Ferruccio Resta, Rettore Politecnico di Milano ha sottolineato la convergenza di varie discipline ad alta vocazione scientifica, necessaria al progresso della valorizzazione delle opere: “La vetrina di un museo è un attore che deve essere invisibile ma è protagonista, deve essere aggiornato dal punto di vista tecnologico ed economicamente sostenibile; da questa dipendono la fruibilità e la conservazione delle opere. Per conciliare questi due obiettivi apparentemente antitetici, è necessario un tavolo di esperti di diversa estrazione che gestiscano le interfacce, così come una progettazione codificata”.

Fra i relatori anche James Bradburne, direttore Pinacoteca di Brera, che ha illustrato le innovazioni apportate alla galleria, con l’obiettivo di mantenere alta l’attenzione per le collezioni permanenti e aumentare l’engagement. All’attivo 24 sale rinnovate e cinque riallestimenti: “Abbiamo cambiato l’ambiente, il contesto emotivo. Prima la luce proveniva dall’alto, secondo una concezione anni ’50. La luce piena significava modernità”. Ora il visitatore diventa protagonista di una narrativa, guidato da luci drammatiche. “Ma la sfida”, conclude, “è riallestire tutte le 38 sale in tre anni”.

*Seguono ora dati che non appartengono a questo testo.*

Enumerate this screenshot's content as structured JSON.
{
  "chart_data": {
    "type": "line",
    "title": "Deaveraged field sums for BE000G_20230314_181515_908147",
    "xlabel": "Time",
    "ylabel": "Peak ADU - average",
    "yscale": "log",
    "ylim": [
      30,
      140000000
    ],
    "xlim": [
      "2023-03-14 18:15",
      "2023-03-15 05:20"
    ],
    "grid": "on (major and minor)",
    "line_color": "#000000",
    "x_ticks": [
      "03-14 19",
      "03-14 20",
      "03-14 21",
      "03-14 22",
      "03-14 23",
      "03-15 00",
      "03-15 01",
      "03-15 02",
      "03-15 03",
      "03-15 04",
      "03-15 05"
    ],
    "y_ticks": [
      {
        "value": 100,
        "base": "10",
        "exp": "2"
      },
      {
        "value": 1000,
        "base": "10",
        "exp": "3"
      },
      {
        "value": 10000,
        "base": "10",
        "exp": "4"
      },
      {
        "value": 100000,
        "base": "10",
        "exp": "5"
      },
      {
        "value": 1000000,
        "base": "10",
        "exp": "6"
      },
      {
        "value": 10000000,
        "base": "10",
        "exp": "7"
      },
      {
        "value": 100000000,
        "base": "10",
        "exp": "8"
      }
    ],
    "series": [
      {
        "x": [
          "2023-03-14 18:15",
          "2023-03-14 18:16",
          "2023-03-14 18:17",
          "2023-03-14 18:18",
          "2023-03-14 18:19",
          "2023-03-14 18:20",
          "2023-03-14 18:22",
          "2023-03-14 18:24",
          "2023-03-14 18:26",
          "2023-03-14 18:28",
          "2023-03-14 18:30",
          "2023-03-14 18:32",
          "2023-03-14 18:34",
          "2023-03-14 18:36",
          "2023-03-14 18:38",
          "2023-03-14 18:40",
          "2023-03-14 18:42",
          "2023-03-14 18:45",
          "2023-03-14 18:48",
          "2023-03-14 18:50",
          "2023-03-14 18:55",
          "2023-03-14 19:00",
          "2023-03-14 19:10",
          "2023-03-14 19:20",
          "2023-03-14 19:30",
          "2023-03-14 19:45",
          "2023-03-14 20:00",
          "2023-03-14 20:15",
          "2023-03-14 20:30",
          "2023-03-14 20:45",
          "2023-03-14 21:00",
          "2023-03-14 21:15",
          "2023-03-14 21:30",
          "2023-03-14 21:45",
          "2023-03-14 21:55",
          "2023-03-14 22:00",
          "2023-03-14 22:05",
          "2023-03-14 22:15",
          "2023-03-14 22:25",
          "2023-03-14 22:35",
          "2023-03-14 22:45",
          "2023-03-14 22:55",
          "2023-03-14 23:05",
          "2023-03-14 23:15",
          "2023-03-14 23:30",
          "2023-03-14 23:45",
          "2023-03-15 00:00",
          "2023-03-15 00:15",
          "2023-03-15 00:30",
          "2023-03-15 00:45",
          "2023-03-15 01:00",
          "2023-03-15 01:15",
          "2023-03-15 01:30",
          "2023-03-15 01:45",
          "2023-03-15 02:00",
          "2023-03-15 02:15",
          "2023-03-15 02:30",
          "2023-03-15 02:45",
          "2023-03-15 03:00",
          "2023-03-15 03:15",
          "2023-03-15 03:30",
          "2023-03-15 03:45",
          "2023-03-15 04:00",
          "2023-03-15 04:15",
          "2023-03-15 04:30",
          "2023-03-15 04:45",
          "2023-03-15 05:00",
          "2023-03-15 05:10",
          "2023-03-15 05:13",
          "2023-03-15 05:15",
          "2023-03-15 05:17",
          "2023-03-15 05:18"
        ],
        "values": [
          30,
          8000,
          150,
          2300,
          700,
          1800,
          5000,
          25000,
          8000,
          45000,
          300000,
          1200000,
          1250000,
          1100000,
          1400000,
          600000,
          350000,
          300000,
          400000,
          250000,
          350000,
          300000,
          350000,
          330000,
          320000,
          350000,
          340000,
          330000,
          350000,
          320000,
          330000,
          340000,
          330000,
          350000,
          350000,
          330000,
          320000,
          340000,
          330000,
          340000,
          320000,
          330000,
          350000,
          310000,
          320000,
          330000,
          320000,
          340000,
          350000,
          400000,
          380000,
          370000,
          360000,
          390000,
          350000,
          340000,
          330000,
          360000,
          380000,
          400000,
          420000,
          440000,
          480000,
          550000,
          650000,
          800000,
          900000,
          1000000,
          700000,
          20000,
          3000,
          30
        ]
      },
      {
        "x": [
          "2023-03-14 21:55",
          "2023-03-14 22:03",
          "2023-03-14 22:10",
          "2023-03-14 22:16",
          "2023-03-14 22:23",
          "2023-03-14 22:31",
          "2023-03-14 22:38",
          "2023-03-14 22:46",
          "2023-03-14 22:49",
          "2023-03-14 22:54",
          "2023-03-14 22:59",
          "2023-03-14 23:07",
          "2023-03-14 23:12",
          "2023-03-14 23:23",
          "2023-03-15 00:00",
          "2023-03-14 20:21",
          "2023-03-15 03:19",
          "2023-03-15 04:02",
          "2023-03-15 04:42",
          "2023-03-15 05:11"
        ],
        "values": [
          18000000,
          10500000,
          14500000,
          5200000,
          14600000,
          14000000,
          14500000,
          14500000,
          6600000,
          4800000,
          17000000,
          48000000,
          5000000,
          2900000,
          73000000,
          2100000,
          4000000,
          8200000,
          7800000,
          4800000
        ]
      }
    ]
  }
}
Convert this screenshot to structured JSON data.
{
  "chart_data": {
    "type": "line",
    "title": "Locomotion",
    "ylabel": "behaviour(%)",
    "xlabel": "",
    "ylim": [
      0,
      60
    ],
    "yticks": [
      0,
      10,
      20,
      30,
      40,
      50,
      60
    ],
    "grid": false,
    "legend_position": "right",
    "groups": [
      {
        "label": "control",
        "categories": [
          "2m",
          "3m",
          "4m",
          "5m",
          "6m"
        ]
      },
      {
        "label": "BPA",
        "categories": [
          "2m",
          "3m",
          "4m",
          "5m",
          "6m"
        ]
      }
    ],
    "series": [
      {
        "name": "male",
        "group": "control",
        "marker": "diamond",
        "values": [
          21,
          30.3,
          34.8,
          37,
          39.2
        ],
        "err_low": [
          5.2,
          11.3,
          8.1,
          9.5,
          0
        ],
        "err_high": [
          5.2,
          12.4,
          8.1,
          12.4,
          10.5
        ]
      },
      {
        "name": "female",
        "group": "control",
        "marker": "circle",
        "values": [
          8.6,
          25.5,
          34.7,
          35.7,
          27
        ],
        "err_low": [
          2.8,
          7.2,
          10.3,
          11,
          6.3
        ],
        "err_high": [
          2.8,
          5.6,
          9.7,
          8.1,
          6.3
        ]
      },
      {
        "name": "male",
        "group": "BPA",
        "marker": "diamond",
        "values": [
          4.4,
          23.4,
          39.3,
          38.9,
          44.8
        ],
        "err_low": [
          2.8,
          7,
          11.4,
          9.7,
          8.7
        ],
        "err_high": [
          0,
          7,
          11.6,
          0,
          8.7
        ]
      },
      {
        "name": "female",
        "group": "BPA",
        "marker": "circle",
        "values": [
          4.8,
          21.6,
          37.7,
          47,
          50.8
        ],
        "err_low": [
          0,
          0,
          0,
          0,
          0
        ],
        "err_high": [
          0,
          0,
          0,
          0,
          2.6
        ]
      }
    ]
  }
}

Nel suo intervento Franceschini ha osservato che se da un lato i numeri del turismo in Italia, soprattutto di quello proveniente dai paesi emergenti, sono in aumento, dall’altro il sovraffollamento può creare problemi di sicurezza e di tutela dei luoghi d’arte: “Siamo di fronte a una crescita impetuosa del turismo internazionale, che va governata. La creazione della Direzione Generale dei musei e dei Poli regionali museali ha dato i suoi frutti, siamo passati da 38 milioni di visitatori del 2014 a 45 milioni nel 2016 e il 2017 è in crescita”. Trend positivo, di conseguenza, anche per gli incassi, che oggi vengono recepiti direttamente dai musei, “177milioni nel 2016”, dice il ministro.

“È in atto una vera e propria trasformazione nella presentazione dei manufatti”, dice Gianni Letta, presidente di Civita, che porta il Museo Egizio di Torino come esempio da seguire: “Qualche anno fa una moltitudine di reperti era tenuta in bacheche polverose, difficilmente poteva affascinare un visitatore comune. Adesso è in atto un processo di evoluzione, quegli stessi reperti vengono presentati in modo accattivante e creativo. Questa è la chiave giusta per conservare le opere dal fluire del tempo e dall’imprudenza degli uomini”.